Dr. Christos Georgakis is a Professor of Chemical and Biological Engineering at Tufts University and the Bernard M. Gordon Senior Faculty Fellow in Systems Engineering. Starting in 1975, he served as du Pont Assistant Professor and Edgerton Associate Professor of Chemical Engineering at MIT, and as Professor of Measurement and Control at the University of Thessaloniki in Greece. He joined Lehigh University in 1983 where he founded and directed for almost 20 years the Chemical Process Modeling and Control Research Center and its associated industrial consortium. Lehigh University honored him in 2001 with the Iacocca Professorship in Engineering. Between 2002 and 2004 he was the Othmer Distinguished Professor of Chemical Engineering at the Polytechnic University, in New York City and joint Tufts in 2004. In the middle 1990s, Professor Georgakis also served for three years as a Visiting Professor at Delft University in the Netherlands.
He was awarded in 1978 a Dreyfus Foundation Teacher-Scholar Grant. In 1998 one of his publications was selected for the O. Hugo Schuck Best Paper Award of the American Automatic Control Council. In 2001 he was the recipient of the Computing Award of the CAST Division of the American Institute of Chemical Engineers.
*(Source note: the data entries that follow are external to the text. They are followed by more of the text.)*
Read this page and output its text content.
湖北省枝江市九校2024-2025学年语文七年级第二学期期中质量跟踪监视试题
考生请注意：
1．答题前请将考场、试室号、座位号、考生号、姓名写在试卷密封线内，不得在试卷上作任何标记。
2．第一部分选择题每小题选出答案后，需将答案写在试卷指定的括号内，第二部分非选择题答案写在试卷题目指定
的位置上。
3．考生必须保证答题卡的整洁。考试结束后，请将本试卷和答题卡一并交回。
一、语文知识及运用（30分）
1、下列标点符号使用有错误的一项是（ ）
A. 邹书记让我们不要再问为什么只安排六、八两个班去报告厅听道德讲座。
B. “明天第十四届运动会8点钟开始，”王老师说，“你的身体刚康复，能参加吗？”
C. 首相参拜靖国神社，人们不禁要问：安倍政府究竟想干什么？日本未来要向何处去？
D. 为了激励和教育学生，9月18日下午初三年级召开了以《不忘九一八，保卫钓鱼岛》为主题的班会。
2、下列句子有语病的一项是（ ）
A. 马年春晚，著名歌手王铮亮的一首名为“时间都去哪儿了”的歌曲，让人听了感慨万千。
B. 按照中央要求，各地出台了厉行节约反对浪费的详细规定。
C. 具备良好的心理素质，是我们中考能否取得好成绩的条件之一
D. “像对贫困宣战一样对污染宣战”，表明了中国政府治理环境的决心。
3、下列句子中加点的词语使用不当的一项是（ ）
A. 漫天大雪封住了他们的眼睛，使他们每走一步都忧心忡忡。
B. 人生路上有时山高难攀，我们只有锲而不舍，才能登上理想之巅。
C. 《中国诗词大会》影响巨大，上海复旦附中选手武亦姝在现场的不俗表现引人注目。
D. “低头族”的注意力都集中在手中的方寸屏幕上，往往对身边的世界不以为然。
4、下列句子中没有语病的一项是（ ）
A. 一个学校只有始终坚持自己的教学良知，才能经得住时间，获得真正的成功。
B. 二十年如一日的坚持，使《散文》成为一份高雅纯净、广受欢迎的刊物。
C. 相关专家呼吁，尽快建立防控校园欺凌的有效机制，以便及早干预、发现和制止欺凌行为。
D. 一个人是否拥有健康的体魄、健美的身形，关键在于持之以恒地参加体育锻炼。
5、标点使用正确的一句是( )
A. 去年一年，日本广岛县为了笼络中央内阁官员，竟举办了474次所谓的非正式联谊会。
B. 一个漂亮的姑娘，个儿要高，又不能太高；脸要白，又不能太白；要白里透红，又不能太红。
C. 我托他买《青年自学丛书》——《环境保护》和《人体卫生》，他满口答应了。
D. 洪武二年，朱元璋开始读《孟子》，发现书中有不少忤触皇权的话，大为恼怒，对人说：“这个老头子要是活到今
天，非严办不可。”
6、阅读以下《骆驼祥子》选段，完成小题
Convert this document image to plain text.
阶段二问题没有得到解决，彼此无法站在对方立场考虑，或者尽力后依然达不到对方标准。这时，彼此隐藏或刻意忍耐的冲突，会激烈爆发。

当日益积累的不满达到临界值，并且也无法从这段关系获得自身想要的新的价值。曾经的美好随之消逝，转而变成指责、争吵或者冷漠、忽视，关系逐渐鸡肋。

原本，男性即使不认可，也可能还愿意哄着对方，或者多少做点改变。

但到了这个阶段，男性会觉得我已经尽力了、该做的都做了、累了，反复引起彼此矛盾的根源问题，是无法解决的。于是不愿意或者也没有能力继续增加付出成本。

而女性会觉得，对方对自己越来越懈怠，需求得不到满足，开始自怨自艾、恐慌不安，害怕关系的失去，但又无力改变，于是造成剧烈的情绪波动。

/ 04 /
He became a fellow of the American Institute of Chemical Engineer in 1998, a Fellow of the American Association for the Advancement of Science in 2004 and a fellow of the International Federation of Automatic Control (IFAC) in 2007. He has served as the Chair of the Technical Committee on Process Control and as the Chair of the Coordinating Committee on Industrial Applications of the International Federation of Automatic Control (IFAC). In 2002-03 he served as the President of the American Automatic Control Council.
He is actively involved in consulting activities with a variety of companies in the area of Process Modeling, Monitoring, Optimization and Control of Continuous and Batch Processes. He has recently introduced a generalization of the classical Design of Experiments (DoE) methodology for dynamitic processes (continuous and batch) and named it Design of Dynamic Experiments (DoDE). This generalized methodology is expected to greatly facilitate the data-driven modeling of batch and continuous processes.